List: New research reveals how the C-Suite ducks the blame on cyber security.
Cyber security firm Palo Alto has released the results of a survey that took in the views of 765 business decision-makers in companies that have 1,000 or more employees across the U.K., Germany, France, the Netherlands and Belgium.
The results give a fascinating insight both into how firms approach cyber security, and how they manage the risks and assets associated with it.
Commenting on the findings, Greg Day, vice president and regional chief security officer, Europe, Middle East and Africa, Palo Alto Networks said: "The new EU regulations will require businesses to step up their cyber security practices, and this can be an opportunity or a risk, depending on how these businesses choose to approach it. Ultimately, it is critical that managers recognise that, when it comes to cyber security, the onus is on everyone – it’s no longer a dark art but an everyday business practice that must pervade every level of the organisation."
CBR draws out some of the key points from the survey:
1. Managers still think responsibility for security remains in IT…
The research found that nearly half of managers (46%) believe that the ultimate responsibility for protecting their organisation from cyber security risk rests within the IT department.

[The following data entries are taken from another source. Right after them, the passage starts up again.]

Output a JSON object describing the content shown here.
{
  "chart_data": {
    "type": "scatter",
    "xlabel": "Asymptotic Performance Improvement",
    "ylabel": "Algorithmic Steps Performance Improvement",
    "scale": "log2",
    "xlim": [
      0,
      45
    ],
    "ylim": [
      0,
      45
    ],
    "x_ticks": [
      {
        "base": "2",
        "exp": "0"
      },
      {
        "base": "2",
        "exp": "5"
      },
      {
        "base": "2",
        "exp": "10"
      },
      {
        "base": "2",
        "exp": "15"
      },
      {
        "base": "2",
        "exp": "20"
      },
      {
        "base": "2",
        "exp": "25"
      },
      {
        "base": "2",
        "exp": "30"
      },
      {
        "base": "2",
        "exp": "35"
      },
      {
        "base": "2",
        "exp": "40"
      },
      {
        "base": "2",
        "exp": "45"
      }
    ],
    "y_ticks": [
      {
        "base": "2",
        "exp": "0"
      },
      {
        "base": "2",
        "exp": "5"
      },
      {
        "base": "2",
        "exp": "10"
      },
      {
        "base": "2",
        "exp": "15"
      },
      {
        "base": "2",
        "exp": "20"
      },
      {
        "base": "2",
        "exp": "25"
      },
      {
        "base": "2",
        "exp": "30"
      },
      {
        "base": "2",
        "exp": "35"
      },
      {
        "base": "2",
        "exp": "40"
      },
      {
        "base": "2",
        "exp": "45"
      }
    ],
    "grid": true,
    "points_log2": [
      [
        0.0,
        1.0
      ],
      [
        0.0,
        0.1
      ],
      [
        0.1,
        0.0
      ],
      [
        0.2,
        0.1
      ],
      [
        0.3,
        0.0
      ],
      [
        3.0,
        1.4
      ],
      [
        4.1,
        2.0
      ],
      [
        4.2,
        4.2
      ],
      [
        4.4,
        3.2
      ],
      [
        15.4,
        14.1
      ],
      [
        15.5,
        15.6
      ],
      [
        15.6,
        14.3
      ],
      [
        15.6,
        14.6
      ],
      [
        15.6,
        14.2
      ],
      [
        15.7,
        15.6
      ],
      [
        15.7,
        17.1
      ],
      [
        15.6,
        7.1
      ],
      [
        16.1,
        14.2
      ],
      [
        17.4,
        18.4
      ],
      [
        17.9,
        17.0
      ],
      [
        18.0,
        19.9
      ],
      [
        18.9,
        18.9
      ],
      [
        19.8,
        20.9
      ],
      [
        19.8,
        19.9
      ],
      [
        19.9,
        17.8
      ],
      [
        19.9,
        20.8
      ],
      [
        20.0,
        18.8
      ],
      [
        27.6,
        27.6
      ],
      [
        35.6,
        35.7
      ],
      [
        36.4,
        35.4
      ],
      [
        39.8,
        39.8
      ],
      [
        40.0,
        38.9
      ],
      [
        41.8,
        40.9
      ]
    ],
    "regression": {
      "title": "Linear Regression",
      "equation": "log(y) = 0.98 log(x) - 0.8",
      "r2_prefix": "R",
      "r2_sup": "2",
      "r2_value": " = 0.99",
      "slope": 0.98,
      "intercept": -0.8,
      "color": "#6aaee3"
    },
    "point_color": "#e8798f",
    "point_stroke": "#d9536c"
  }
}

This is despite a growing appreciation in the business world that the C-Suite needs to take responsibility for cyber security, and an increasing number of executives losing their jobs in the wake of cyber security breaches. Perhaps the most famous example of this is former Target CEO Gregg Steinhafel.
2. …And IT agree
Interestingly, that view of responsibility for cyber security is in fact shared with IT itself. 57% of the department agree that they hold sole domain over a company’s security, the survey found.
This gives an indication that the often criticised siloed approach to cyber security, with all members of a firm not taking responsibility for it, is not actually ending as quickly as many would like.
3. Employees think that their bosses still do not understand the risks
While the survey reassuringly found that the majority of respondents did demonstrate a growing understanding of the cyber risks faced by firms, this is not always seen by employees themselves.
The survey found that 1 in 10 employees still do not believe that the executives or the people who sit on the board at their firm have a relevant or accurate understanding of current cyber security issues. The employees are therefore not sure that the leadership will be able to effectively defend against cyber attacks.
4. Lots still have to Google to understand cyber security
More than 1 in 10 (13%) of C-level respondents said that they only "kind of" understand what defines an online security risk to a business, showing a significant lack of knowledge at the very top of firms.
Indeed, that lack of knowledge is so acute that those C-Level respondents admitted that they also "still have to use Google to help explain it."
5. A Holistic approach still not happening
Cyber security experts are increasingly talking about a holistic, rounded approach to cyber security, but this does not seem to be happening in reality.The survey revealed that 25% of companies currently measure the effectiveness of a cyber security policy by the number of incidents that have been blocked as a result of it.
Time is also a still a critical factor in judging cyber security success, with 21% of respondents referring to how long it took an issue to be resolved in judging effectiveness, and 13% monitor the length of time since the last incident.
As a result of the findings Palo Alto recommend that firms need a cyber security approach that deals with every part of the attack lifecycle, including dealing with employee awareness. Everyone in the business needs to be aware of the role they play in cyber security, it said.
The firm also said that the tools used to defend against cyber attacks must not only comply with regulations, but also not get in the way of people working efficiently in the way that they want.
It said that to get a more accurate view of risk, pre-emptive and real-time measures, such as an organisation’s ability to monitor all the traffic in its network, should be taken into an account.